Jeremy Butler's picture

And related to this… After I

And related to this… After I only partially filled out the contact form, I wound up with some blanks on my main profile page (see below). I reckon the script either needs to check to see if those fields are blank, or something…


University of Alabama


City: Tuscaloosa

State: Alabama







Brian Hoffman's picture

Privacy checkboxes and empty contact fields

I’ve entered both of these into our issue tracking system. The fixes should be out before long.

Jeremy Butler's picture

'Nother Bug

When MC imports blog posts, it timestamps them as RIGHT NOW. This leads to temporal trouble in the “Recently on the Web” listing.

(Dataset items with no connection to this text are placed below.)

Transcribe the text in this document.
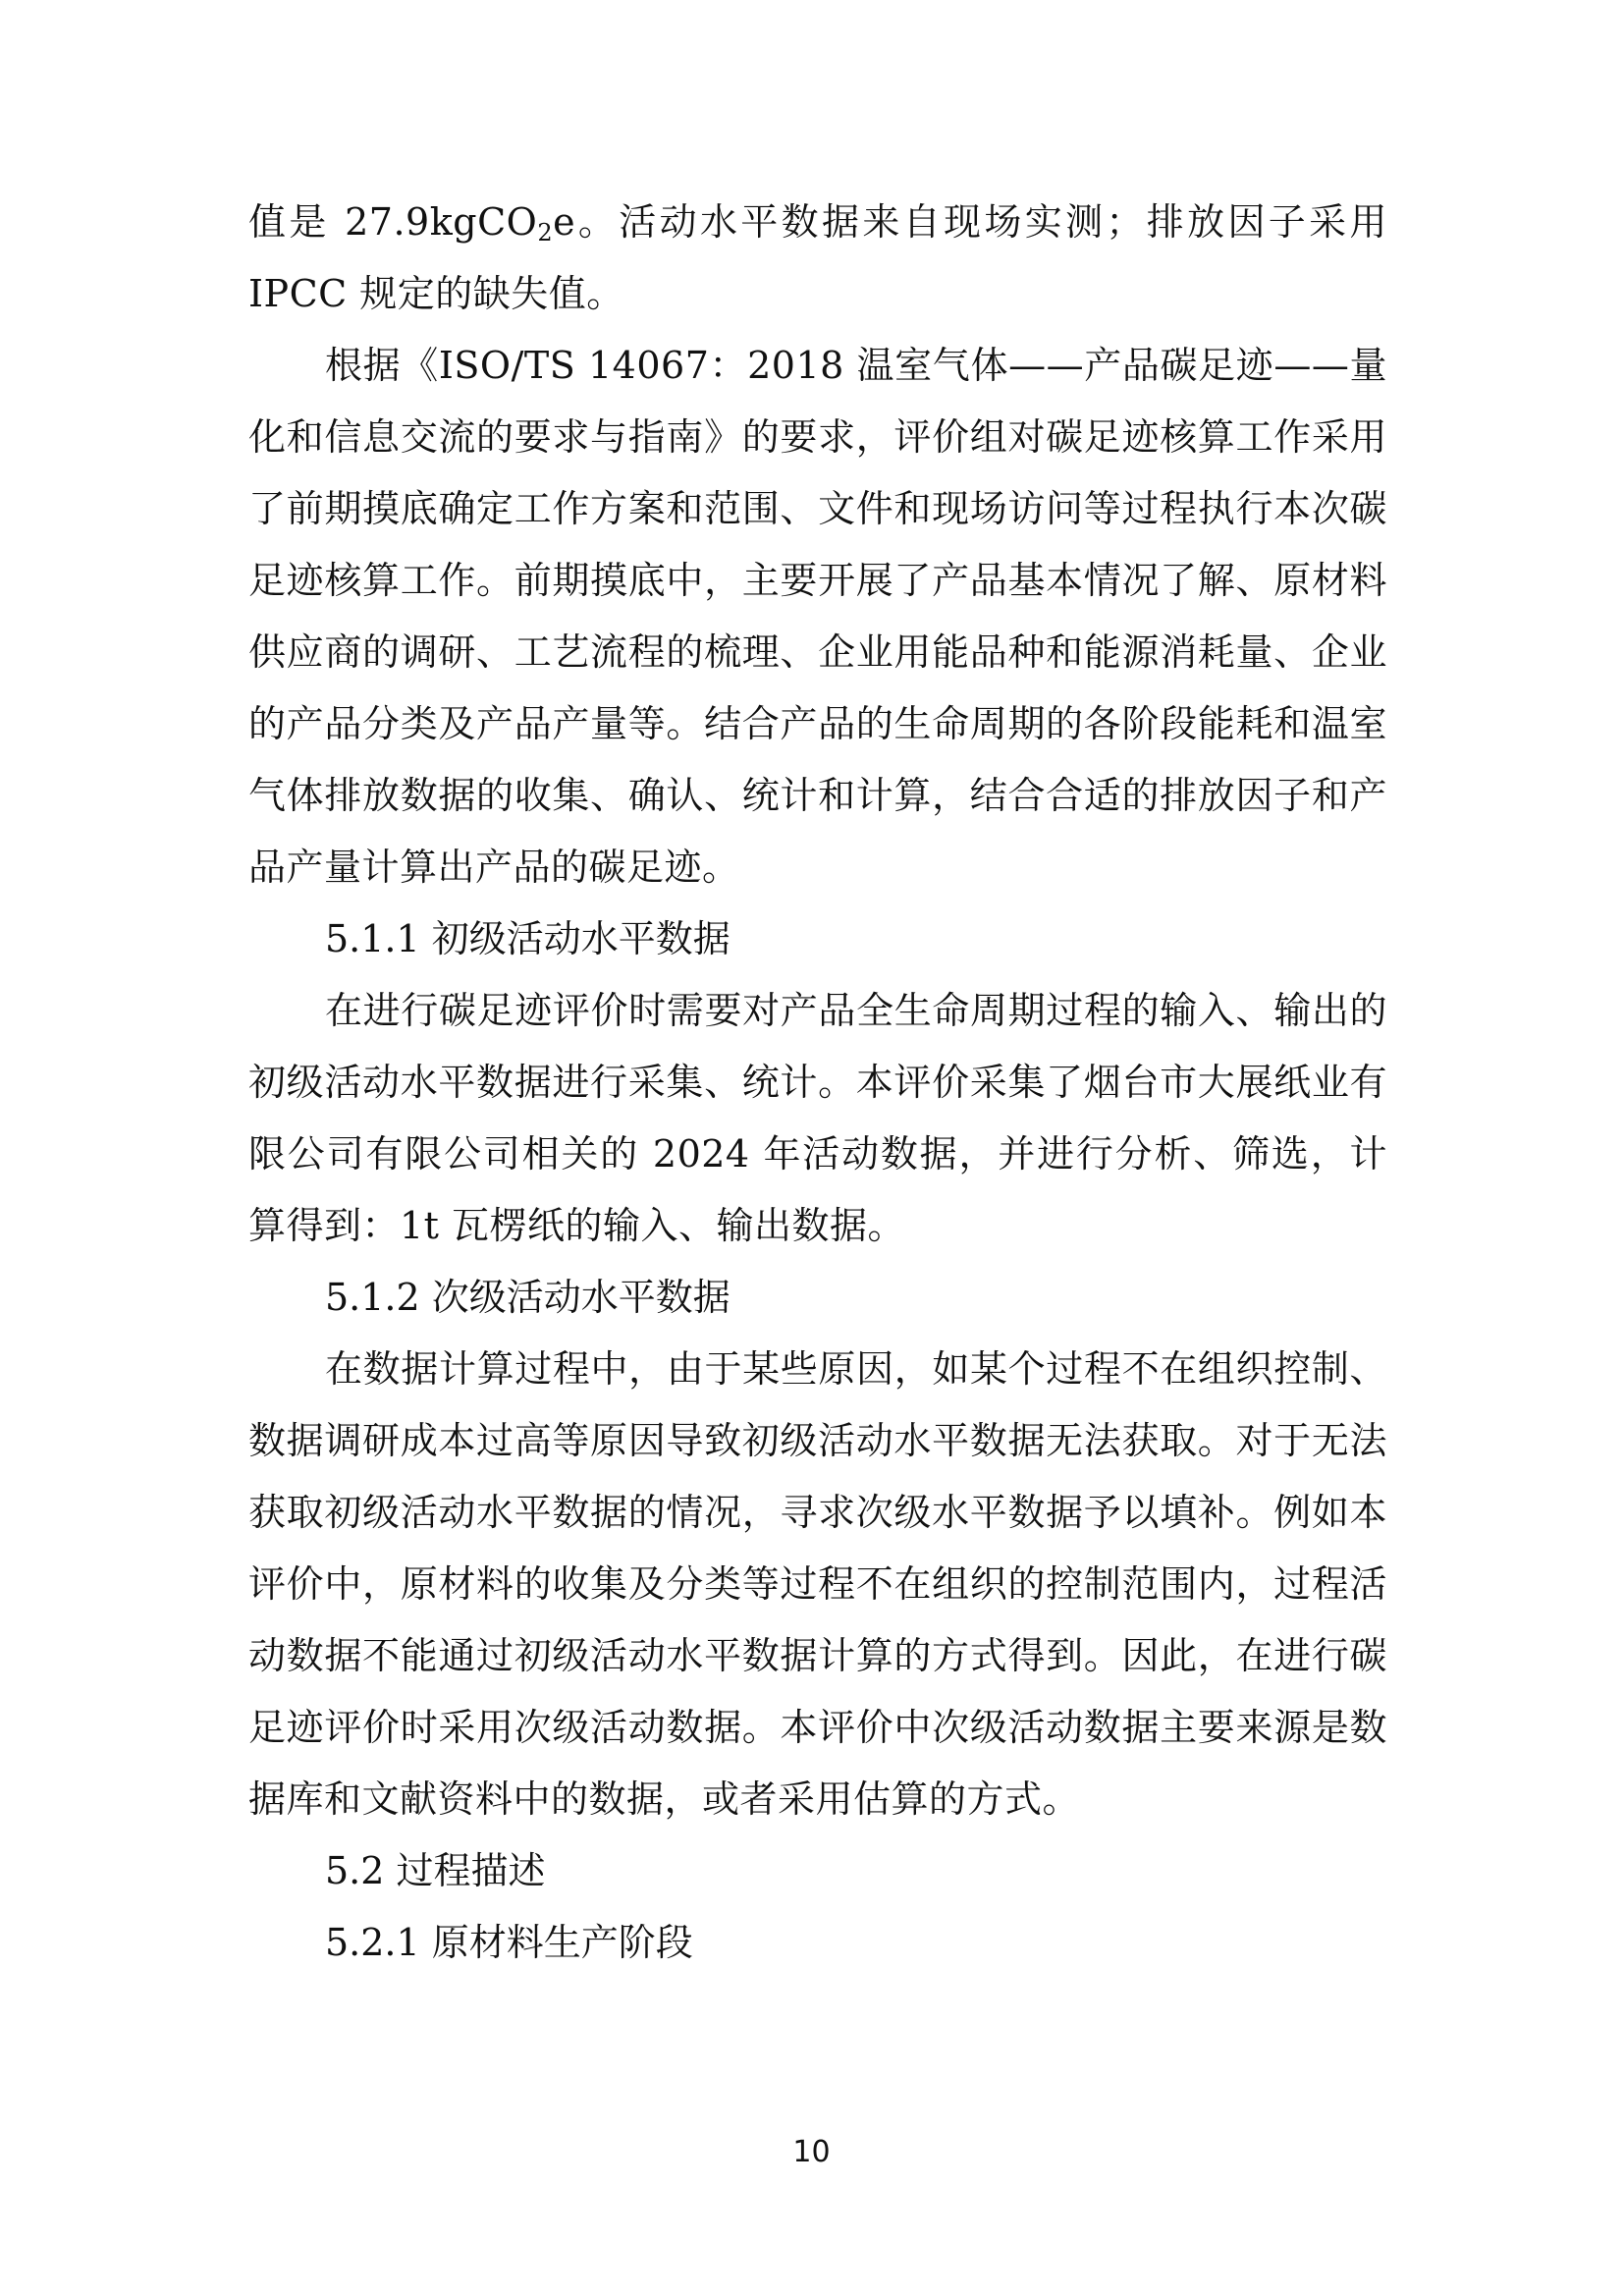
值是 27.9kgCO$_2$e。活动水平数据来自现场实测；排放因子采用 IPCC 规定的缺失值。

根据《ISO/TS 14067：2018 温室气体——产品碳足迹——量化和信息交流的要求与指南》的要求，评价组对碳足迹核算工作采用了前期摸底确定工作方案和范围、文件和现场访问等过程执行本次碳足迹核算工作。前期摸底中，主要开展了产品基本情况了解、原材料供应商的调研、工艺流程的梳理、企业用能品种和能源消耗量、企业的产品分类及产品产量等。结合产品的生命周期的各阶段能耗和温室气体排放数据的收集、确认、统计和计算，结合合适的排放因子和产品产量计算出产品的碳足迹。

5.1.1 初级活动水平数据

在进行碳足迹评价时需要对产品全生命周期过程的输入、输出的初级活动水平数据进行采集、统计。本评价采集了烟台市大展纸业有限公司有限公司相关的 2024 年活动数据，并进行分析、筛选，计算得到：1t 瓦楞纸的输入、输出数据。

5.1.2 次级活动水平数据

在数据计算过程中，由于某些原因，如某个过程不在组织控制、数据调研成本过高等原因导致初级活动水平数据无法获取。对于无法获取初级活动水平数据的情况，寻求次级水平数据予以填补。例如本评价中，原材料的收集及分类等过程不在组织的控制范围内，过程活动数据不能通过初级活动水平数据计算的方式得到。因此，在进行碳足迹评价时采用次级活动数据。本评价中次级活动数据主要来源是数据库和文献资料中的数据，或者采用估算的方式。

5.2 过程描述

5.2.1 原材料生产阶段

10
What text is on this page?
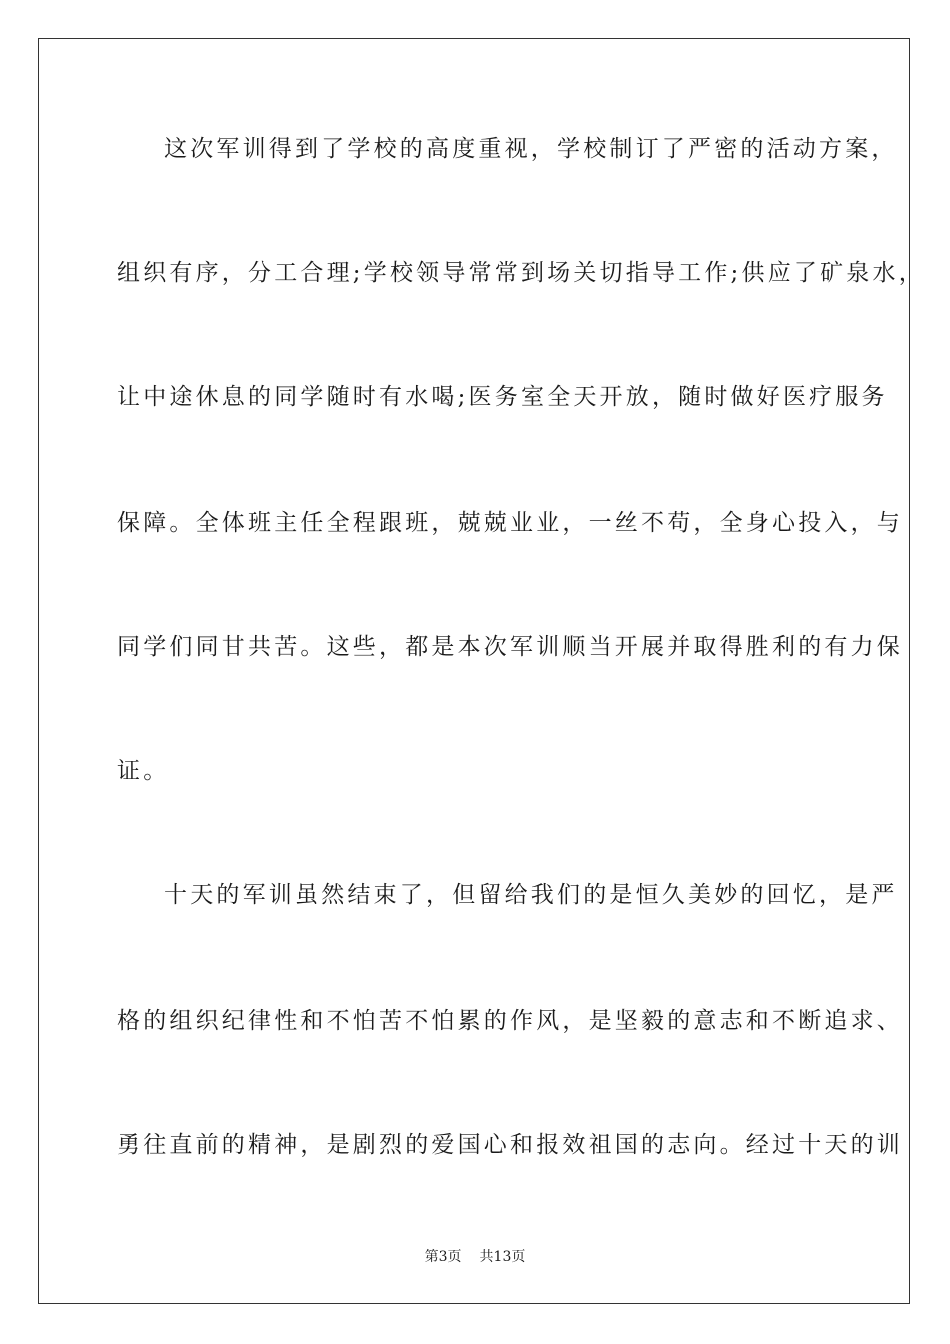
这次军训得到了学校的高度重视，学校制订了严密的活动方案，
组织有序，分工合理;学校领导常常到场关切指导工作;供应了矿泉水，
让中途休息的同学随时有水喝;医务室全天开放，随时做好医疗服务
保障。全体班主任全程跟班，兢兢业业，一丝不苟，全身心投入，与
同学们同甘共苦。这些，都是本次军训顺当开展并取得胜利的有力保
证。
十天的军训虽然结束了，但留给我们的是恒久美妙的回忆，是严
格的组织纪律性和不怕苦不怕累的作风，是坚毅的意志和不断追求、
勇往直前的精神，是剧烈的爱国心和报效祖国的志向。经过十天的训
第3页 共13页
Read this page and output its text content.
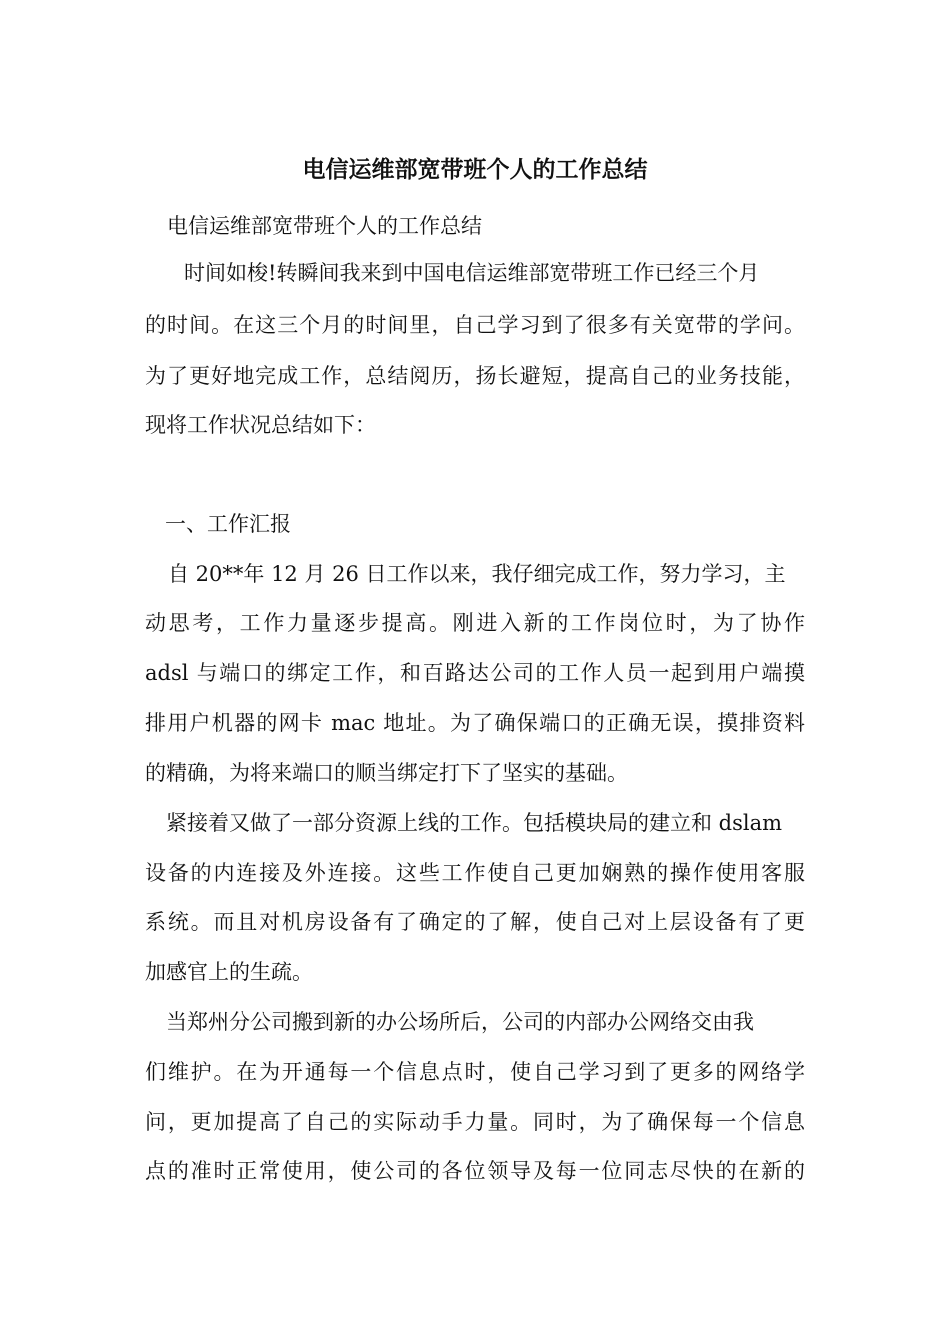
电信运维部宽带班个人的工作总结
电信运维部宽带班个人的工作总结
时间如梭!转瞬间我来到中国电信运维部宽带班工作已经三个月
的时间。在这三个月的时间里，自己学习到了很多有关宽带的学问。
为了更好地完成工作，总结阅历，扬长避短，提高自己的业务技能，
现将工作状况总结如下：
一、工作汇报
自 20**年 12 月 26 日工作以来，我仔细完成工作，努力学习，主
动思考，工作力量逐步提高。刚进入新的工作岗位时，为了协作
adsl 与端口的绑定工作，和百路达公司的工作人员一起到用户端摸
排用户机器的网卡 mac 地址。为了确保端口的正确无误，摸排资料
的精确，为将来端口的顺当绑定打下了坚实的基础。
紧接着又做了一部分资源上线的工作。包括模块局的建立和 dslam
设备的内连接及外连接。这些工作使自己更加娴熟的操作使用客服
系统。而且对机房设备有了确定的了解，使自己对上层设备有了更
加感官上的生疏。
当郑州分公司搬到新的办公场所后，公司的内部办公网络交由我
们维护。在为开通每一个信息点时，使自己学习到了更多的网络学
问，更加提高了自己的实际动手力量。同时，为了确保每一个信息
点的准时正常使用，使公司的各位领导及每一位同志尽快的在新的
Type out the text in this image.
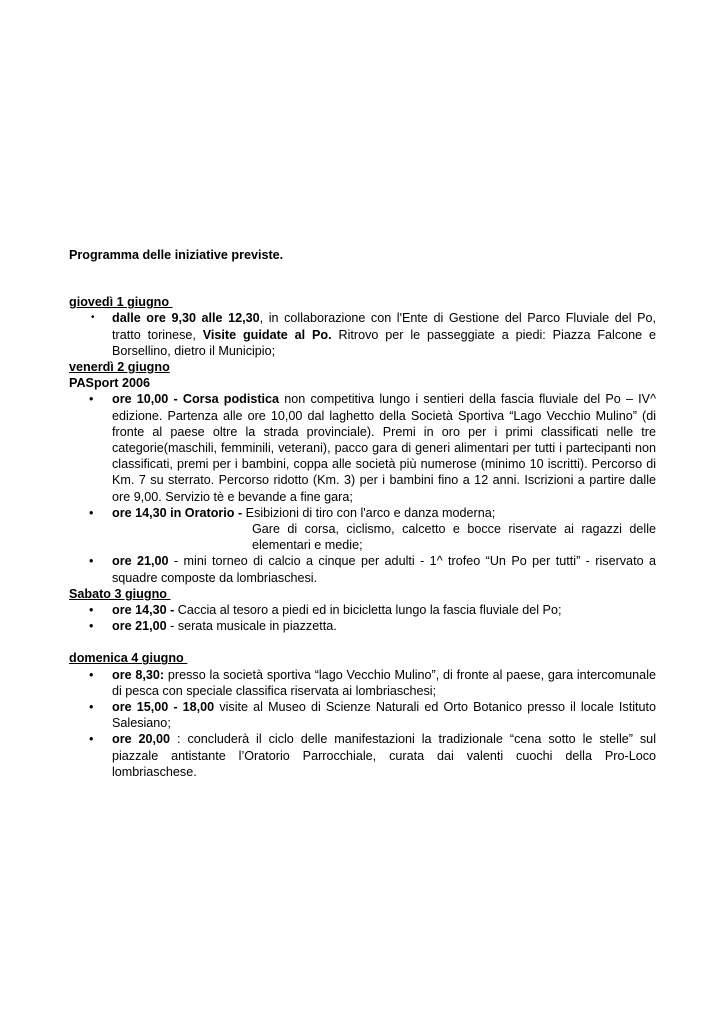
Programma delle iniziative previste.

giovedì 1 giugno

• dalle ore 9,30 alle 12,30, in collaborazione con l'Ente di Gestione del Parco Fluviale del Po, tratto torinese, Visite guidate al Po. Ritrovo per le passeggiate a piedi: Piazza Falcone e Borsellino, dietro il Municipio;

venerdì 2 giugno

PASport 2006

• ore 10,00 - Corsa podistica non competitiva lungo i sentieri della fascia fluviale del Po – IV^ edizione. Partenza alle ore 10,00 dal laghetto della Società Sportiva “Lago Vecchio Mulino” (di fronte al paese oltre la strada provinciale). Premi in oro per i primi classificati nelle tre categorie(maschili, femminili, veterani), pacco gara di generi alimentari per tutti i partecipanti non classificati, premi per i bambini, coppa alle società più numerose (minimo 10 iscritti). Percorso di Km. 7 su sterrato. Percorso ridotto (Km. 3) per i bambini fino a 12 anni. Iscrizioni a partire dalle ore 9,00. Servizio tè e bevande a fine gara;
• ore 14,30 in Oratorio - Esibizioni di tiro con l'arco e danza moderna;
Gare di corsa, ciclismo, calcetto e bocce riservate ai ragazzi delle elementari e medie;
• ore 21,00 - mini torneo di calcio a cinque per adulti - 1^ trofeo “Un Po per tutti” - riservato a squadre composte da lombriaschesi.

Sabato 3 giugno

• ore 14,30 - Caccia al tesoro a piedi ed in bicicletta lungo la fascia fluviale del Po;
• ore 21,00 - serata musicale in piazzetta.

domenica 4 giugno

• ore 8,30: presso la società sportiva “lago Vecchio Mulino”, di fronte al paese, gara intercomunale di pesca con speciale classifica riservata ai lombriaschesi;
• ore 15,00 - 18,00 visite al Museo di Scienze Naturali ed Orto Botanico presso il locale Istituto Salesiano;
• ore 20,00 : concluderà il ciclo delle manifestazioni la tradizionale “cena sotto le stelle” sul piazzale antistante l’Oratorio Parrocchiale, curata dai valenti cuochi della Pro-Loco lombriaschese.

E.g., in my “recent” list are blog posts from two years ago and each is timestamped as Nov 19 2009. Also, they are all from one blog and I’ve listed three in my account. The other two don’t seem to have been imported.

Recently on the Web

Brian Hoffman's picture

Fixed dates for self-syndicated content

Hi Jeremy,

Thanks for catching this glitch. Please take a look at your profile when you have a chance and let me know if the dates and the ordering look right.



Kathleen Fitzpatrick's picture


Thanks for these comments, Jeremy; I’ll make sure the development team sees them. The time stamp thing is definitely wrong; I’m pretty sure our Drupal upgrade must just have the wrong field mapped to date, because the feeds do pull in the originally-published time stamp. The blank fields, I’m less sure about, but I’ll see what can be done!